# Difference between "A" and "AA" shows?



## upnover (Jan 17, 2008)

A and AA shows are both governed directly by USEF. (in fact, if you are not a member you actually have to pay a non-member fee) whereas some of the B (local) and C (schooling) level shows are governed by USEF affiliated organizations or just the hosting barn's rules. Technically a show's rating comes from the amount of prize money given and level of classes. So typically an AA show would have a wider selection of classes with more prize money, which generally means that it will be more expensive! But I really don't notice a difference between A and AA shows around here.
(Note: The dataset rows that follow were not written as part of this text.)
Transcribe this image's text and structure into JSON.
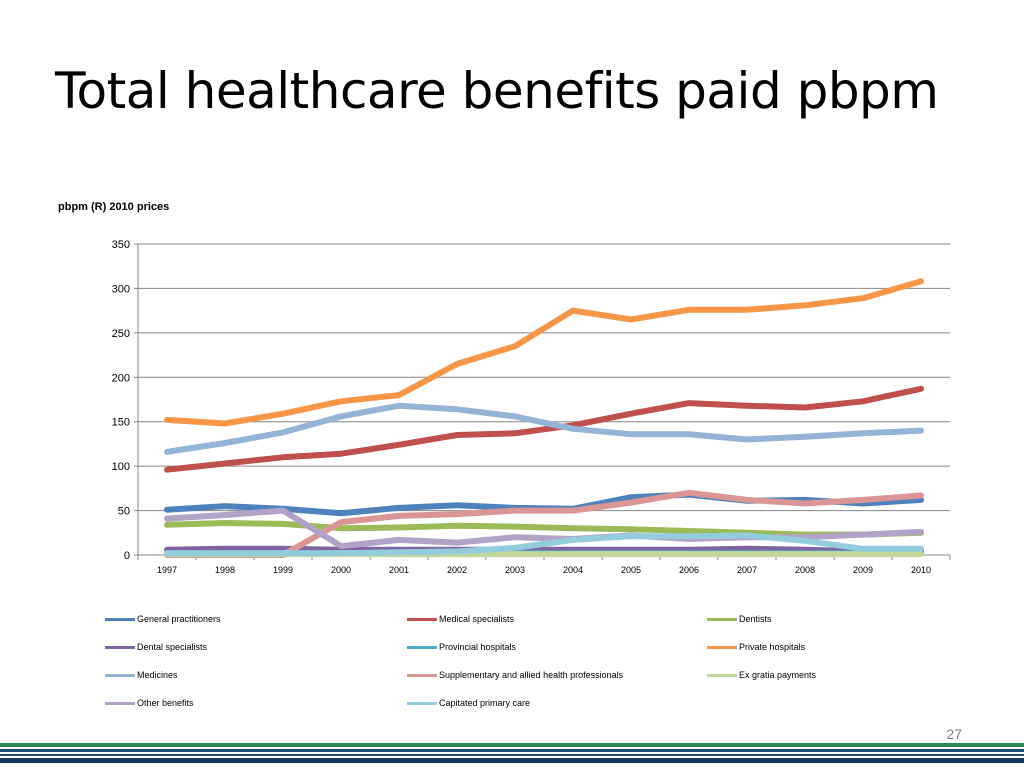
{
  "slide": {
    "title": "Total healthcare benefits paid pbpm",
    "page_number": "27"
  },
  "chart_data": {
    "type": "line",
    "title": "",
    "ylabel": "pbpm (R) 2010 prices",
    "xlabel": "",
    "x": [
      "1997",
      "1998",
      "1999",
      "2000",
      "2001",
      "2002",
      "2003",
      "2004",
      "2005",
      "2006",
      "2007",
      "2008",
      "2009",
      "2010"
    ],
    "ylim": [
      0,
      350
    ],
    "yticks": [
      0,
      50,
      100,
      150,
      200,
      250,
      300,
      350
    ],
    "grid": "horizontal",
    "legend_position": "bottom",
    "series": [
      {
        "name": "General practitioners",
        "color": "#4F81BD",
        "values": [
          51,
          55,
          52,
          47,
          53,
          56,
          53,
          52,
          65,
          68,
          61,
          62,
          58,
          62
        ]
      },
      {
        "name": "Medical specialists",
        "color": "#C0504D",
        "values": [
          96,
          103,
          110,
          114,
          124,
          135,
          137,
          146,
          159,
          171,
          168,
          166,
          173,
          187
        ]
      },
      {
        "name": "Dentists",
        "color": "#9BBB59",
        "values": [
          34,
          36,
          35,
          30,
          31,
          33,
          32,
          30,
          29,
          27,
          25,
          23,
          23,
          25
        ]
      },
      {
        "name": "Dental specialists",
        "color": "#8064A2",
        "values": [
          6,
          7,
          7,
          6,
          6,
          6,
          6,
          6,
          6,
          6,
          7,
          6,
          4,
          4
        ]
      },
      {
        "name": "Provincial hospitals",
        "color": "#4BACC6",
        "values": [
          2,
          2,
          2,
          2,
          2,
          2,
          2,
          2,
          2,
          2,
          2,
          2,
          2,
          2
        ]
      },
      {
        "name": "Private hospitals",
        "color": "#F79646",
        "values": [
          152,
          148,
          159,
          173,
          180,
          215,
          235,
          275,
          265,
          276,
          276,
          281,
          289,
          308
        ]
      },
      {
        "name": "Medicines",
        "color": "#95B3D7",
        "values": [
          116,
          126,
          138,
          156,
          168,
          164,
          156,
          142,
          136,
          136,
          130,
          133,
          137,
          140
        ]
      },
      {
        "name": "Supplementary and allied health professionals",
        "color": "#D99694",
        "values": [
          0,
          0,
          0,
          37,
          44,
          46,
          50,
          50,
          59,
          70,
          62,
          58,
          62,
          67
        ]
      },
      {
        "name": "Ex gratia payments",
        "color": "#C3D69B",
        "values": [
          1,
          1,
          1,
          1,
          1,
          1,
          1,
          1,
          1,
          1,
          1,
          1,
          1,
          1
        ]
      },
      {
        "name": "Other benefits",
        "color": "#B3A2C7",
        "values": [
          41,
          45,
          50,
          10,
          17,
          14,
          20,
          18,
          22,
          18,
          20,
          20,
          23,
          26
        ]
      },
      {
        "name": "Capitated primary care",
        "color": "#93CDDD",
        "values": [
          2,
          2,
          2,
          2,
          3,
          4,
          8,
          17,
          21,
          21,
          22,
          16,
          7,
          7
        ]
      }
    ]
  }
}
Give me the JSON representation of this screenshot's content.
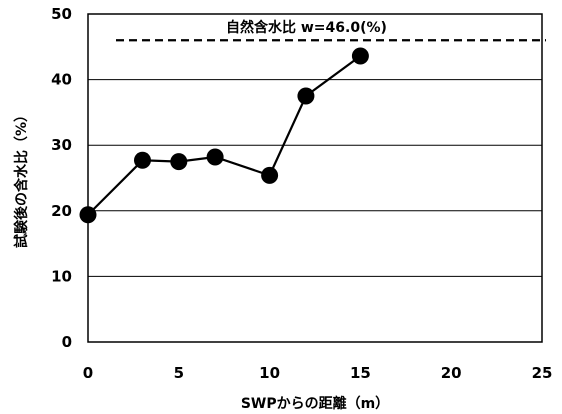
{
  "chart_data": {
    "type": "line",
    "xlabel": "SWPからの距離（m）",
    "ylabel": "試験後の含水比（%）",
    "xlim": [
      0,
      25
    ],
    "ylim": [
      0,
      50
    ],
    "x_ticks": [
      0,
      5,
      10,
      15,
      20,
      25
    ],
    "y_ticks": [
      0,
      10,
      20,
      30,
      40,
      50
    ],
    "grid": "horizontal",
    "legend": "none",
    "series": [
      {
        "x": [
          0,
          3,
          5,
          7,
          10,
          12,
          15
        ],
        "y": [
          19.4,
          27.7,
          27.5,
          28.2,
          25.4,
          37.5,
          43.6
        ],
        "color": "#000000",
        "marker": "circle"
      }
    ],
    "reference_line": {
      "y": 46.0,
      "style": "dashed",
      "label": "自然含水比 w=46.0(%)"
    }
  },
  "colors": {
    "line": "#000000",
    "grid": "#000000",
    "background": "#ffffff"
  }
}
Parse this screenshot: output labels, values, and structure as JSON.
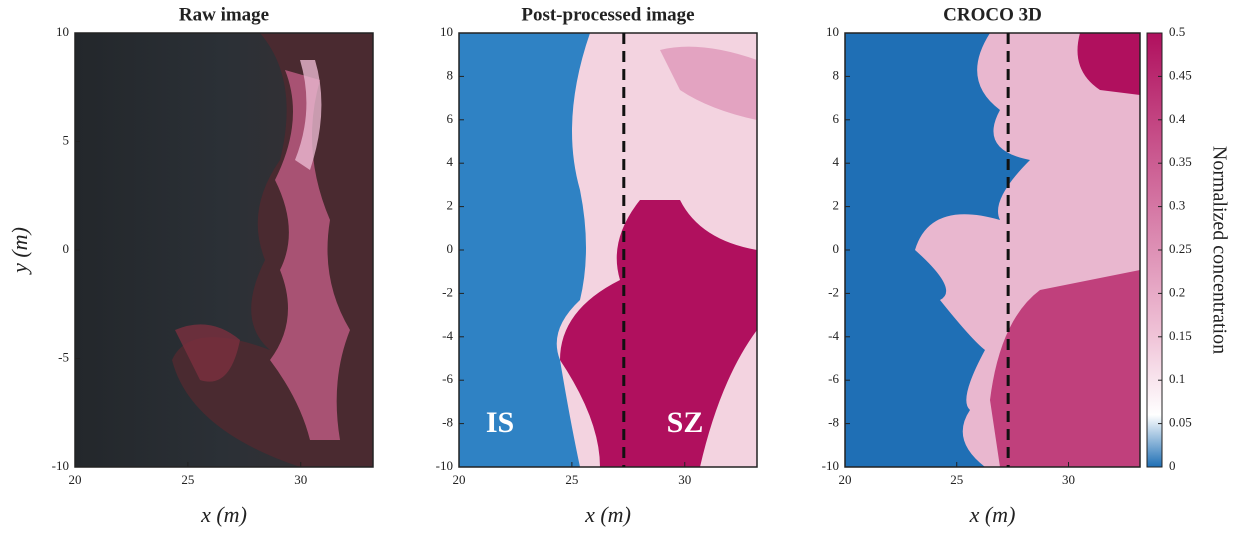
{
  "chart_data": [
    {
      "type": "image",
      "title": "Raw image",
      "xlabel": "x (m)",
      "ylabel": "y (m)",
      "xlim": [
        20,
        33.2
      ],
      "ylim": [
        -10,
        10
      ],
      "xticks": [
        20,
        25,
        30
      ],
      "yticks": [
        -10,
        -5,
        0,
        5,
        10
      ]
    },
    {
      "type": "image",
      "title": "Post-processed image",
      "xlabel": "x (m)",
      "xlim": [
        20,
        33.2
      ],
      "ylim": [
        -10,
        10
      ],
      "xticks": [
        20,
        25,
        30
      ],
      "yticks": [
        -10,
        -8,
        -6,
        -4,
        -2,
        0,
        2,
        4,
        6,
        8,
        10
      ],
      "dashed_line_x": 27.3,
      "annotations": [
        "IS",
        "SZ"
      ]
    },
    {
      "type": "image",
      "title": "CROCO 3D",
      "xlabel": "x (m)",
      "xlim": [
        20,
        33.2
      ],
      "ylim": [
        -10,
        10
      ],
      "xticks": [
        20,
        25,
        30
      ],
      "yticks": [
        -10,
        -8,
        -6,
        -4,
        -2,
        0,
        2,
        4,
        6,
        8,
        10
      ],
      "dashed_line_x": 27.3,
      "colorbar": {
        "label": "Normalized concentration",
        "lim": [
          0,
          0.5
        ],
        "ticks": [
          0,
          0.05,
          0.1,
          0.15,
          0.2,
          0.25,
          0.3,
          0.35,
          0.4,
          0.45,
          0.5
        ],
        "colors": [
          "#1f6fb5",
          "#ffffff",
          "#f0c4d8",
          "#b0105e"
        ]
      }
    }
  ]
}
Actually most of the show "series" will offer anywhere from 2-6 weeks of shows in a row and some of the week are A and some of them are AA. Most people stick around for at least a few weeks. Our local (B) shows are run by a USEF affiliated organization and has no rated show classes (ie: they don't offer Childrens, Juniors, etc) but the rated shows around here offer the nonrated divisions (short/long stirrup, etc) on top of the rated stuff. NONE of the shows around here offer any kind of breed/registered classes. But unless you get into the A/AA scene a lot will depend on your location.


----------



## upsidedown (Jul 10, 2008)

Since there are so few B rated shows where I live C shows are taken a bit more seriously. Because you'll have nice horses who aren't quite A level, horses who at their best do well in C, the greener A level horses, A horses doing a cheaper schooling show, and a lot more. Its a melting pot and absolute chaos...


----------